Le Conseil d’administration de Sciences Po Strasbourg avait voté le 25 juin dernier la suspension de son partenariat avec l’Université Reichman et la motion avait été officiellement publiée fin octobre faisant de l’établissement le premier en France à suspendre ses liens académiques avec une université israélienne.
Cette décision a aussitôt été fermement condamnée par le ministre de l’Enseignement supérieur qui qualifiait la suspension du partenariat “inacceptable”, “c’est une décision qui est affligeante, qui me désole profondément”, ajoutait le ministre des Affaires étrangères. De plus, nous avons vu de nombreuses tribunes tout à fait scandaleuses dans lesquelles des personnalités du monde universitaire se positionnaient contre la suspension du partenariat tout en cautionnant le génocide en cours et en reprenant les éléments de langage de la propagande sioniste les plus nauséabond. L’UEJF, organisation étudiante sioniste, allait même jusqu’à envisager des poursuites judiciaires contre la mesure adoptée.
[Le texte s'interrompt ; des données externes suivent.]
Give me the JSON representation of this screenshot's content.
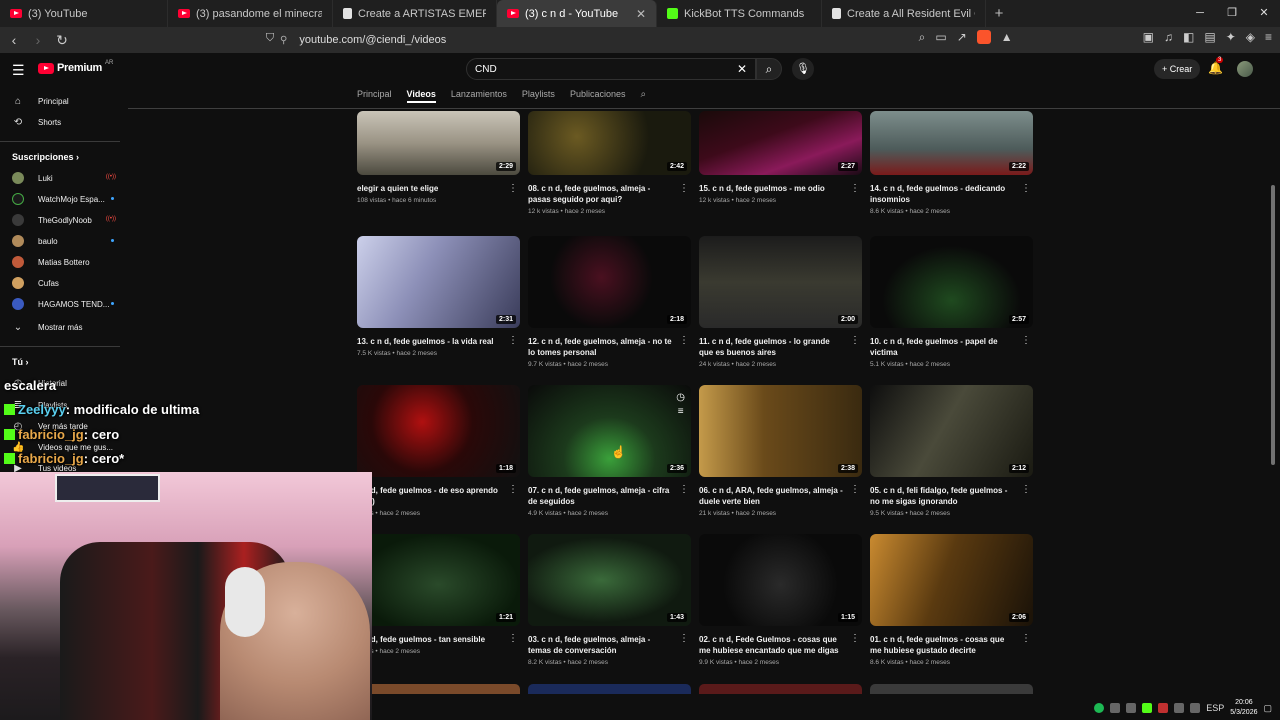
{
  "browser": {
    "tabs": [
      {
        "title": "(3) YouTube",
        "icon": "youtube-icon",
        "active": false
      },
      {
        "title": "(3) pasandome el minecraft en todas",
        "icon": "youtube-icon",
        "active": false
      },
      {
        "title": "Create a ARTISTAS EMERGENTES Tier",
        "icon": "doc-icon",
        "active": false
      },
      {
        "title": "(3) c n d - YouTube",
        "icon": "youtube-icon",
        "active": true
      },
      {
        "title": "KickBot TTS Commands",
        "icon": "kick-icon",
        "active": false
      },
      {
        "title": "Create a All Resident Evil Games (202",
        "icon": "doc-icon",
        "active": false
      }
    ],
    "url": "youtube.com/@ciendi_/videos"
  },
  "youtube": {
    "logo_text": "Premium",
    "country": "AR",
    "search_value": "CND",
    "create_label": "Crear",
    "notif_count": "3"
  },
  "sidebar": {
    "nav": [
      {
        "label": "Principal",
        "icon": "home-icon"
      },
      {
        "label": "Shorts",
        "icon": "shorts-icon"
      }
    ],
    "subs_heading": "Suscripciones",
    "subs": [
      {
        "label": "Luki",
        "color": "#7a8a5a",
        "status": "live"
      },
      {
        "label": "WatchMojo Espa...",
        "color": "#1a1a1a",
        "status": "dot"
      },
      {
        "label": "TheGodlyNoob",
        "color": "#3a3a3a",
        "status": "live"
      },
      {
        "label": "baulo",
        "color": "#b08a5a",
        "status": "dot"
      },
      {
        "label": "Matias Bottero",
        "color": "#c05a3a",
        "status": ""
      },
      {
        "label": "Cufas",
        "color": "#d0a060",
        "status": ""
      },
      {
        "label": "HAGAMOS TEND...",
        "color": "#3a5ac0",
        "status": "dot"
      }
    ],
    "show_more": "Mostrar más",
    "you_heading": "Tú",
    "you_items": [
      "Historial",
      "Playlists",
      "Ver más tarde",
      "Videos que me gus...",
      "Tus videos"
    ]
  },
  "channel_tabs": [
    "Principal",
    "Videos",
    "Lanzamientos",
    "Playlists",
    "Publicaciones"
  ],
  "active_tab": "Videos",
  "videos": [
    {
      "title": "elegir a quien te elige",
      "meta": "108 vistas • hace 6 minutos",
      "duration": "2:29"
    },
    {
      "title": "08. c n d, fede guelmos, almeja - pasas seguido por aqui?",
      "meta": "12 k vistas • hace 2 meses",
      "duration": "2:42"
    },
    {
      "title": "15. c n d, fede guelmos - me odio",
      "meta": "12 k vistas • hace 2 meses",
      "duration": "2:27"
    },
    {
      "title": "14. c n d, fede guelmos - dedicando insomnios",
      "meta": "8.6 K vistas • hace 2 meses",
      "duration": "2:22"
    },
    {
      "title": "13. c n d, fede guelmos - la vida real",
      "meta": "7.5 K vistas • hace 2 meses",
      "duration": "2:31"
    },
    {
      "title": "12. c n d, fede guelmos, almeja - no te lo tomes personal",
      "meta": "9.7 K vistas • hace 2 meses",
      "duration": "2:18"
    },
    {
      "title": "11. c n d, fede guelmos - lo grande que es buenos aires",
      "meta": "24 k vistas • hace 2 meses",
      "duration": "2:00"
    },
    {
      "title": "10. c n d, fede guelmos - papel de victima",
      "meta": "5.1 K vistas • hace 2 meses",
      "duration": "2:57"
    },
    {
      "title": "c n d, fede guelmos - de eso aprendo piro)",
      "meta": "vistas • hace 2 meses",
      "duration": "1:18"
    },
    {
      "title": "07. c n d, fede guelmos, almeja - cifra de seguidos",
      "meta": "4.9 K vistas • hace 2 meses",
      "duration": "2:36"
    },
    {
      "title": "06. c n d, ARA, fede guelmos, almeja - duele verte bien",
      "meta": "21 k vistas • hace 2 meses",
      "duration": "2:38"
    },
    {
      "title": "05. c n d, feli fidalgo, fede guelmos - no me sigas ignorando",
      "meta": "9.5 K vistas • hace 2 meses",
      "duration": "2:12"
    },
    {
      "title": "c n d, fede guelmos - tan sensible",
      "meta": "vistas • hace 2 meses",
      "duration": "1:21"
    },
    {
      "title": "03. c n d, fede guelmos, almeja - temas de conversación",
      "meta": "8.2 K vistas • hace 2 meses",
      "duration": "1:43"
    },
    {
      "title": "02. c n d, Fede Guelmos - cosas que me hubiese encantado que me digas",
      "meta": "9.9 K vistas • hace 2 meses",
      "duration": "1:15"
    },
    {
      "title": "01. c n d, fede guelmos - cosas que me hubiese gustado decirte",
      "meta": "8.6 K vistas • hace 2 meses",
      "duration": "2:06"
    }
  ],
  "chat": [
    {
      "user": "",
      "text": "escalera"
    },
    {
      "user": "Zeelyyy",
      "text": ": modificalo de ultima"
    },
    {
      "user": "fabricio_jg",
      "text": ": cero"
    },
    {
      "user": "fabricio_jg",
      "text": ": cero*"
    }
  ],
  "taskbar": {
    "lang": "ESP",
    "time": "20:06",
    "date": "5/3/2026"
  }
}
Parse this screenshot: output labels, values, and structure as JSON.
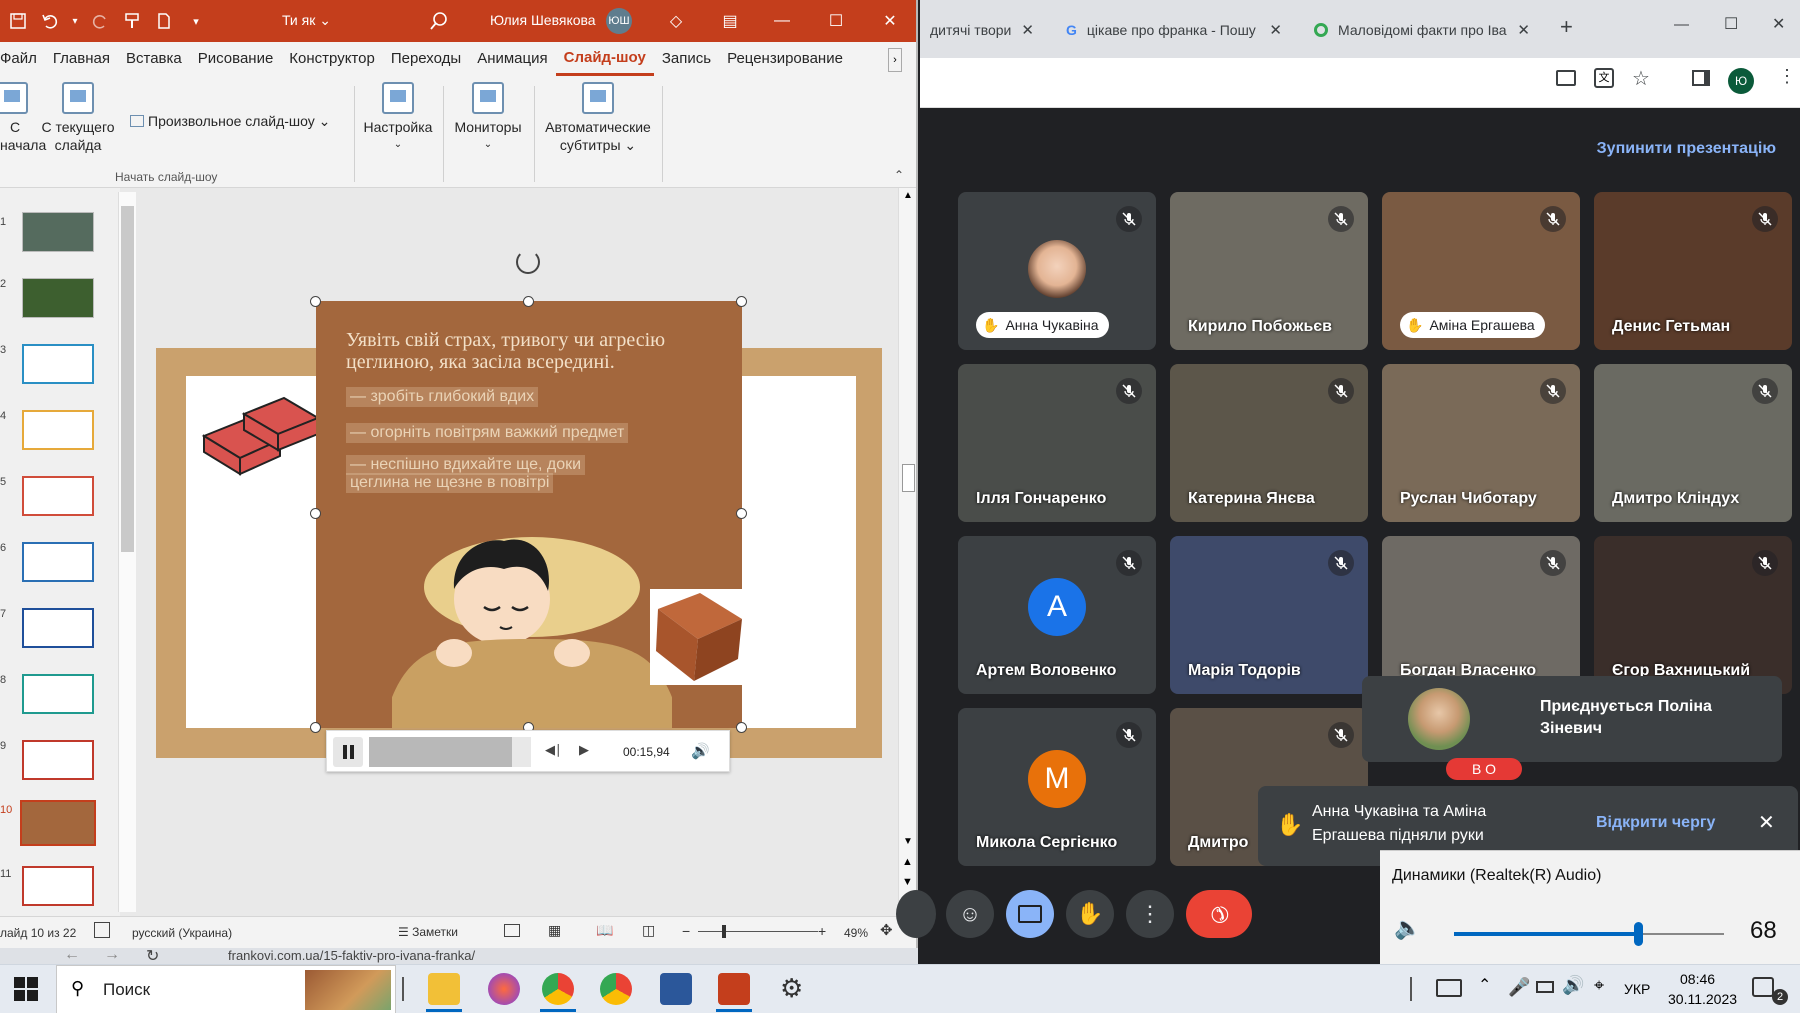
{
  "powerpoint": {
    "file_name": "Ти як",
    "user_name": "Юлия Шевякова",
    "user_initials": "ЮШ",
    "tabs": [
      "Файл",
      "Главная",
      "Вставка",
      "Рисование",
      "Конструктор",
      "Переходы",
      "Анимация",
      "Слайд-шоу",
      "Запись",
      "Рецензирование"
    ],
    "active_tab": "Слайд-шоу",
    "ribbon": {
      "from_start_1": "С",
      "from_start_2": "начала",
      "from_current_1": "С текущего",
      "from_current_2": "слайда",
      "custom_show": "Произвольное слайд-шоу",
      "group_label": "Начать слайд-шоу",
      "setup": "Настройка",
      "monitors": "Мониторы",
      "subtitles_1": "Автоматические",
      "subtitles_2": "субтитры"
    },
    "slide_numbers": [
      "1",
      "2",
      "3",
      "4",
      "5",
      "6",
      "7",
      "8",
      "9",
      "10",
      "11"
    ],
    "slide": {
      "title": "Уявіть свій страх, тривогу чи агресію цеглиною, яка засіла всередині.",
      "bullet_1": "— зробіть глибокий вдих",
      "bullet_2": "— огорніть повітрям важкий предмет",
      "bullet_3a": "— неспішно вдихайте ще, доки",
      "bullet_3b": "цеглина не щезне в повітрі"
    },
    "media_time": "00:15,94",
    "media_progress": 0.88,
    "status": {
      "slide_counter": "лайд 10 из 22",
      "language": "русский (Украина)",
      "notes": "Заметки",
      "zoom": "49%"
    }
  },
  "chrome": {
    "tabs": [
      {
        "title": "дитячі твори"
      },
      {
        "title": "цікаве про франка - Пошу"
      },
      {
        "title": "Маловідомі факти про Іва"
      }
    ],
    "profile_initial": "Ю",
    "address_bottom": "frankovi.com.ua/15-faktiv-pro-ivana-franka/"
  },
  "meet": {
    "stop_presentation": "Зупинити презентацію",
    "participants": [
      {
        "name": "Анна Чукавіна",
        "hand": true
      },
      {
        "name": "Кирило Побожьєв",
        "hand": false
      },
      {
        "name": "Аміна Ергашева",
        "hand": true
      },
      {
        "name": "Денис Гетьман",
        "hand": false
      },
      {
        "name": "Ілля Гончаренко",
        "hand": false
      },
      {
        "name": "Катерина Янєва",
        "hand": false
      },
      {
        "name": "Руслан Чиботару",
        "hand": false
      },
      {
        "name": "Дмитро Кліндух",
        "hand": false
      },
      {
        "name": "Артем Воловенко",
        "hand": false,
        "initial": "А"
      },
      {
        "name": "Марія Тодорів",
        "hand": false
      },
      {
        "name": "Богдан Власенко",
        "hand": false
      },
      {
        "name": "Єгор Вахницький",
        "hand": false
      },
      {
        "name": "Микола Сергієнко",
        "hand": false,
        "initial": "М"
      },
      {
        "name": "Дмитро",
        "hand": false
      }
    ],
    "joining_notification": "Приєднується Поліна Зіневич",
    "hands_notification": "Анна Чукавіна та Аміна Ергашева підняли руки",
    "open_queue": "Відкрити чергу",
    "badge_letters": "В О"
  },
  "volume": {
    "device": "Динамики (Realtek(R) Audio)",
    "level": 68,
    "level_text": "68"
  },
  "taskbar": {
    "search": "Поиск",
    "language": "УКР",
    "time": "08:46",
    "date": "30.11.2023",
    "notifications": "2"
  },
  "colors": {
    "ppt_accent": "#c43e1c",
    "meet_link": "#8ab4f8",
    "end_call": "#ea4335"
  }
}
Toutes ces attaques politico-médiatiques prouvent encore une fois le soutien inconditionnel de la classe dirigeante de l’État impérialiste français à l’entité sioniste et ont ainsi mis une pression énorme sur les membres du conseil d’administration de l’établissement pour annuler la décision.
La répression que subit le comité Palestine de Sciences po Strasbourg prend également de multiples formes : “refus d’organiser une conférence avec Rima Hassan, intimidations envers des étudiants pro-Palestine, interdiction d’accès à un amphi pour projeter un film sur la Palestine, présence constante de l’administration pendant nos moments d’organisation”. Dans un communiqué, les étudiant·es du comité résumaient ainsi la situation : “les idées décoloniales que nous défendons, notre opposition à un génocide, et nos avancées politiques sont-elles de simples « coups médiatiques » ou bien le grain de sable qui enraye une institution complice l’impérialisme israélien ?”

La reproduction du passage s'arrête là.